Los duelistas de la obra de Spregelburd, a falta de sables, de pistolones martillados y de floretes, se valen de un buen par de micrófonos, de esos de bocha, cable grueso y pie alto. Esos que conservan durante un buen rato el sabor de las palabras que, impresas en verso libre en las carillas que van dejando de a poco los atriles, son el arma de este duelo. El artista y el crítico unos cuantos años antes del primer centenario, van cargando las tintas en las páginas de los vespertinos de época para comenzar un combate apasionante que todavía, cuando no se han cumplido los doscientos años y algunos meses que uno de ellos profetizaba como posible comienzo para el arte argentino, sigue sin definición.
En Apátrida, Rafael Spregelburd, también intérprete de los dos personajes, le pone carnadura a los discursos de los dos duelistas verbales. Contendientes y diletantes que desde las postrimerías del siglo XIX tocan cuestiones todavía hoy vigentes. Los textos rondan algunos de los temas que en otras de las obras de Spregelburd también se plantean como interrogante para los personajes y para el espectador. La relación entre arte y Estado, la "cuestión del dinero", la posibilidad de definir un arte nacional y su refutación desde una posición universalista, que en su vertiente más ingenua y cándida poco a poco deviene en una firme posición entre ácrata y pre-punk, son los temas principales de la obra y el duelo.

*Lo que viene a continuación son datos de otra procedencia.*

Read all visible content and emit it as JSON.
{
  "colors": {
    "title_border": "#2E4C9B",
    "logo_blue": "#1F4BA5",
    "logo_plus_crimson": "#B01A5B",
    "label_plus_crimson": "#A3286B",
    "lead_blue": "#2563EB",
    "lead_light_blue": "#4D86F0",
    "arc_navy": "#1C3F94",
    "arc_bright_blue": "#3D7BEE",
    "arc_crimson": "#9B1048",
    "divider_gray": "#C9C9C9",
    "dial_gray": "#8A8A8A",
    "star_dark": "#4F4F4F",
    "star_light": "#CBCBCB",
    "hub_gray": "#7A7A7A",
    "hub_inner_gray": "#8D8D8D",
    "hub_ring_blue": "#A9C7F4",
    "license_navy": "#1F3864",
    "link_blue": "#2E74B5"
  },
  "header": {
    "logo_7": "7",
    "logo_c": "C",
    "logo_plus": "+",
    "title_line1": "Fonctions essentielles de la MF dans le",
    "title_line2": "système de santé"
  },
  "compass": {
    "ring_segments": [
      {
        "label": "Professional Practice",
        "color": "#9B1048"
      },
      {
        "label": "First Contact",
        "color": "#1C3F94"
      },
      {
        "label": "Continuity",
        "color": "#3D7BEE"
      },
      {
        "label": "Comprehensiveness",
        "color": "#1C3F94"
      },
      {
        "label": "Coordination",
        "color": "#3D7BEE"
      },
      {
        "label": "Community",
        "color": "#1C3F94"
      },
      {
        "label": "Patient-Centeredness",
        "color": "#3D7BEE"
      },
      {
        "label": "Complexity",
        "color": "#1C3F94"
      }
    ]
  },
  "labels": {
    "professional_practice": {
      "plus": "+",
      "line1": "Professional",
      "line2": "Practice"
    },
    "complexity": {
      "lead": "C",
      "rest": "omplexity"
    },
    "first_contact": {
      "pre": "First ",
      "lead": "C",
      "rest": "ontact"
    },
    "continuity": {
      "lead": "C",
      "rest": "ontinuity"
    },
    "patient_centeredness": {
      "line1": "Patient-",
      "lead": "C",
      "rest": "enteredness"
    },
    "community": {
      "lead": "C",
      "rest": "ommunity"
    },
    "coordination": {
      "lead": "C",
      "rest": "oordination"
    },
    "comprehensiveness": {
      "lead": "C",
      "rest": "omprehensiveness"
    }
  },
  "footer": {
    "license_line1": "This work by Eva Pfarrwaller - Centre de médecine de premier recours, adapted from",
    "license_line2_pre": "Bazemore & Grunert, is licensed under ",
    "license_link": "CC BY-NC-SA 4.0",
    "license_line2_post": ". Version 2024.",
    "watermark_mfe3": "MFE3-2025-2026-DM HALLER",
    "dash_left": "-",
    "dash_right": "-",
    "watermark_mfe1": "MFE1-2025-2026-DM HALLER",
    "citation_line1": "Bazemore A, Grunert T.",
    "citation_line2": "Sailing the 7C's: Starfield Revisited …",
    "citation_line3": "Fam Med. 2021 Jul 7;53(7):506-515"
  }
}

Uno de los duelistas es Eduardo Schiaffino, el artista ofendido que sin embargo será quien permanezca en la historia del arte argentino, ese lugar que desde los salones elegantes él mismo se proponía fundar. Su nombre, inscripto en la historia breve del arte nacional, bien podría ser el resultado de su propia invención e intervención en el naciente campo. El otro, llamado Eugenio Auzón, el extranjero, el apátrida que no entra en el juego condescendiente del elogio fácil, es el que la historia –ese relato brumoso que como el texto sostiene suelen escribir, y mal, los vencedores– se encargará de olvidar. Del duelo, el verdadero duelo a primera sangre que se librara una tarde de verano de 1891, apenas conocemos una crónica escueta publicada en uno de los diarios de la tarde. Pero del otro combate, ese ida y vuelta verbal que los fue empujando a desenvainar sus torpes armas en un descampado de Morón, el que sostuvieron con elegancia y palabras que ahora destellan en el escenario, todavía podemos escuchar el sonido de las frases lanzadas hacia rostro del contendiente.
En la puesta en escena que se construye para enmarcar este texto escrito en verso libre, pero evidentemente pensado desde un comienzo para (re)sonar en el espacio, la música y los sonidos creados por Zypce se convierten en una voz que también construye relato. Esta ambientación sonora y musical, que por momentos pareciera remedar la tarea de esos magos de los sonidos en vivo del radioteatro, crea climas y paisajes sonoros en relación con los que las palabras de los duelistas cobran nuevos matices. Son estas tramas sonoras y musicales las que imprimen en muchos casos los tonos, el dramatismo y el suspenso que los encontronazos verbales de los duelistas precisan para volverse tan visibles en la escena.
En el final de la obra es también el crítico quien tiene la última palabra. Apenas un momento antes del final, como sucediera con el episodio histórico que sirve de antecedente a esta pieza, el crítico toma la palabra y puede vislumbrar cómo este triunfo ni siquiera deseado se convertirá en su peor derrota, la del olvido. La mano del artista herida por el crítico como un símbolo tan vigente como ingenuo. Sale de cuadro el artista y queda solo la voz del crítico, que escapa de la escena provocada por sus palabras y mira el cuadro de lejos, cada vez más lejos. El crítico, narrador y protagonista de la obra, encuentra su propia voz. Esa palabra que no tuvo que esperar los doscientos años y algunos meses de su profecía para retornar, seguramente sin querer, devenida en arte.